A lifetime ago, on the side of Nanna and Poppa’s house
I entertained a furry caterpillar, quiet as a mouse.
Where Nanna’s peonies exploded pink and red,
I found the little guy crawling on the leaves in the flower bed.
I burst with wanting to show, wanting to share
With my little sister, its wriggling, tickling, fuzzy hair.
Usually babbling, bouncing everywhere, just then napping quiet
My baby sister, just talking, just walking – every night stirred a riot.
This curling little joy, I thought, could calm her scary fears
Help our tired momma quiet her nightly cries and tears.
Just like my silent new friend, crawling in the in-between,
I explored content, below the open window, quiet, unseen.
The moments that menaced ahead - I didn’t have a clue.
A fork in the path of life, the road to regret, a memory to rue.

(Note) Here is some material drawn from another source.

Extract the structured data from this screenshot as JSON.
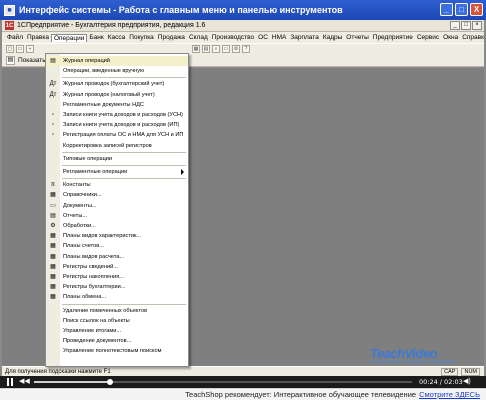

In the gentle breeze flowing,
Nanna’s curtains are yet blowing
Forever in my mind
Ivory lace yet swags in the window of memory
Where I found such a cruel find.
My dear Poppa, a Uniformed Man, served brave
Pearl Harbor’s fate didn’t make him take a watery grave
In the background, Hawaii,
Poppa’s music nostalgia, Aloha Oe
The flowing, exotic, familiar sounds wafted out,
Serenading my tiny living toy.
The frozen memory a headstone for something died
To mark when I, surreal, swallowed the bitterest pill
Of love that lied.
A mortal wound inflicted so unnecessary
Wrought by the anger of Poppa’s weary grudge still wary.

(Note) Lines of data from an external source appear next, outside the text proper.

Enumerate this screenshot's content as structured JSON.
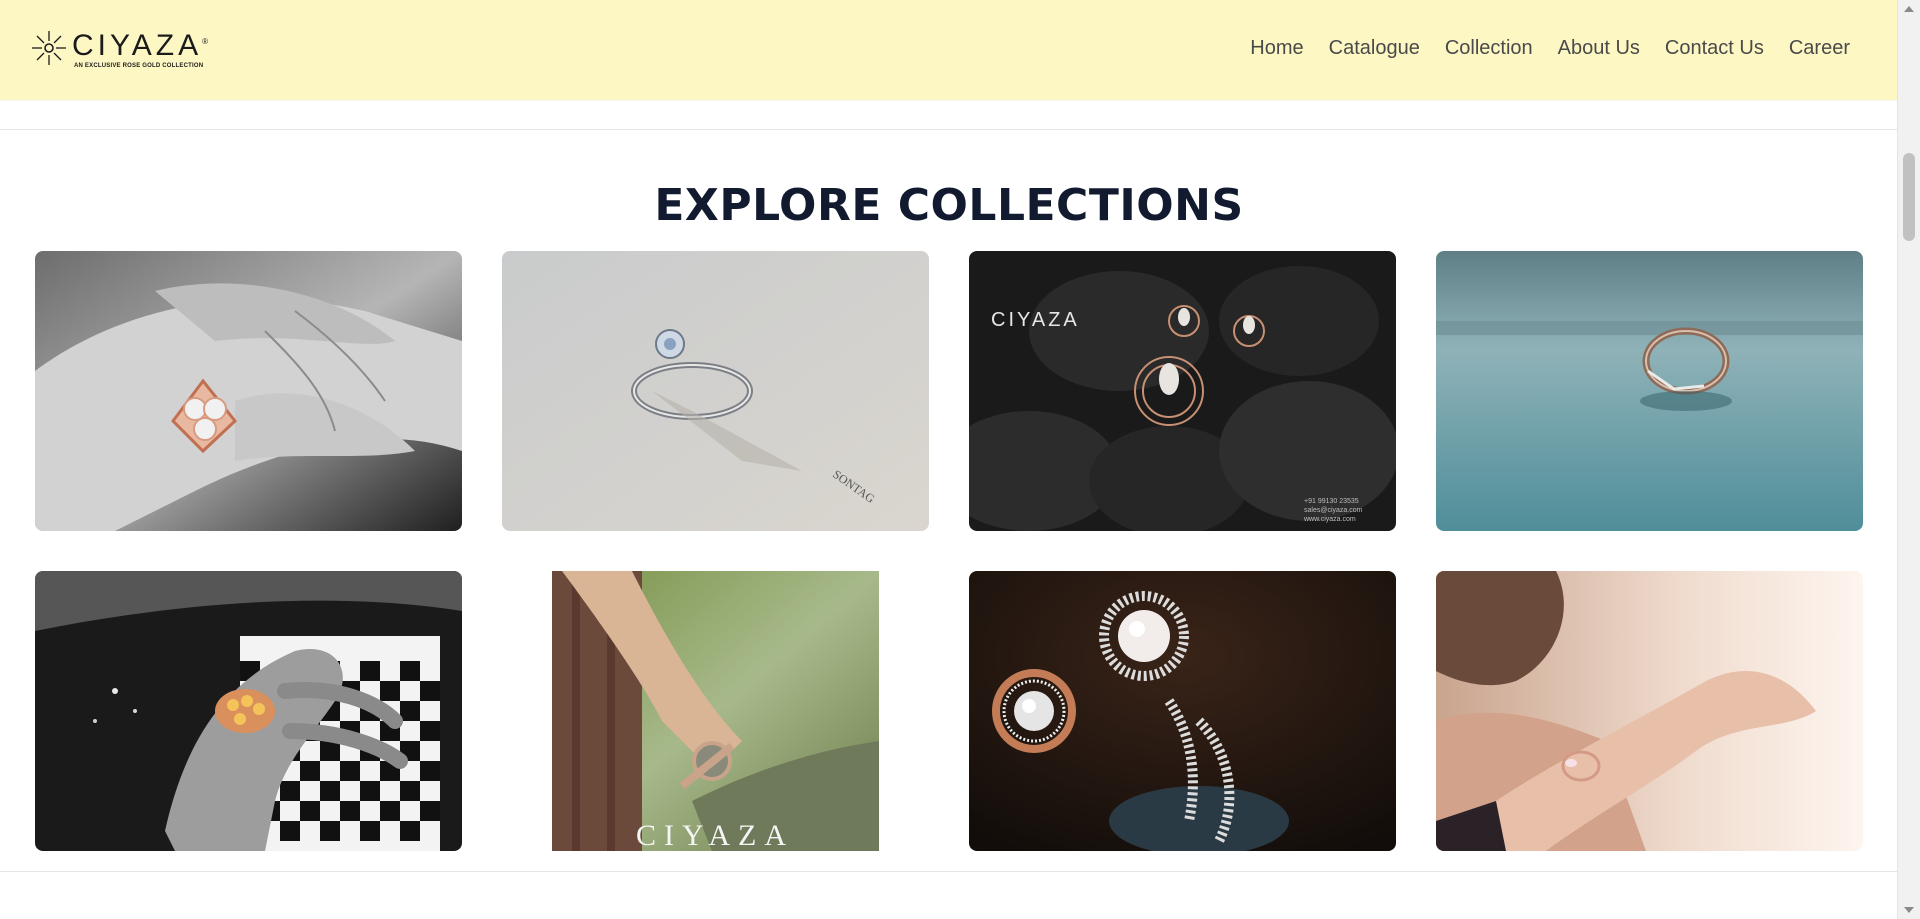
{
  "header": {
    "logo": {
      "word": "CIYAZA",
      "registered": "®",
      "tagline": "AN EXCLUSIVE ROSE GOLD COLLECTION"
    },
    "nav": [
      {
        "label": "Home"
      },
      {
        "label": "Catalogue"
      },
      {
        "label": "Collection"
      },
      {
        "label": "About Us"
      },
      {
        "label": "Contact Us"
      },
      {
        "label": "Career"
      }
    ]
  },
  "section": {
    "title": "EXPLORE COLLECTIONS"
  },
  "collections": [
    {
      "subject": "rose-gold-ring-on-hand"
    },
    {
      "subject": "solitaire-ring-on-paper"
    },
    {
      "subject": "earrings-and-pendant-on-black-stones"
    },
    {
      "subject": "ring-on-teal-surface"
    },
    {
      "subject": "ring-hand-holding-checkered-mug"
    },
    {
      "subject": "watch-on-wrist"
    },
    {
      "subject": "pearl-and-diamond-rings"
    },
    {
      "subject": "bracelet-on-wrist"
    }
  ],
  "image_text": {
    "card3_logo": "CIYAZA",
    "card3_contact": [
      "+91 99130 23535",
      "sales@ciyaza.com",
      "www.ciyaza.com"
    ],
    "card6_logo": "CIYAZA"
  },
  "colors": {
    "header_bg": "#fdf7c4",
    "title": "#111a2e",
    "nav_text": "#4a4a4a"
  }
}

Momma and Poppa argued blunt, because they didn’t know
I played below that hateful, fateful, open window.
Oh the shame, the suffocating pain - the day I overheard,
The impossible, the unthinkable, the absurd.
A young, older child I was, still trusting and frail
Unwittingly eves dropping an agonizing betrayal.
Sentiments to poison, spoil and recoil all love and trust
Such hard heartedness, such prejudice - so unjust.
Sputtering, my Poppa, my hero, my trusted confidant
Uttering brutal words never before had I heard him flaunt.
Never to forget the day I discovered a sham so dark and mean
My dear Poppa wasn’t all he had said, all he had seemed.
A shocking betrayal of the heart
With his cruel agenda, he would rip us apart.
My grandfather bullying, urging my distraught mother
Pressed her pawn me off to stranger, throw me to another.
My storyteller, a beloved, tender Poppa to me
My shelter, my caretaker, had rocked me on his knee.
Would now have his daughter abandon his own posterity,
Telling, yelling she protect my little sister, and forget about me.
Just a child with a caterpillar, playing below the window
So precarious a moment, who would know?
Of course, forgiveness might sooner been received
Had not my desperate mother eventually, reluctantly, agreed.
Many a reason over-heard, some about my father, gone for good, the no good SOB.
With such resemblance to him, apparently, there was no future in me.
He hounded momma about the things being checked, being required,
Visits and reports, reported to the court, the state and the judge,
Poppa just wouldn’t budge.
With Nanna gone, not standing up for me, not helping him, he said we wouldn’t win;
I heard my once brave Poppa tell momma to just give up on me, just give in.
He persuaded momma justifiably, emphatically
Wincing, so convincing, it was best for all, for her and for me.
But the part hardest to tell
The part Poppa hissed and didn’t yell
Though I didn’t know what it was then,
He blackmailed my childish mother, as she did her best to this villainy protest,
But poppa, a trained manipulator, would his daughter, emotionally molest;
He made the claim I would bring my little sister to trouble and shame.
That if momma didn’t listen, she would have only herself to blame.
I heard him say all the imagined ways I was bad,
I know I’ll never know a moment more confusing, or sad.
I loved my little sister, would miss her, more than I could say
I couldn’t ever, would never hurt her in any way.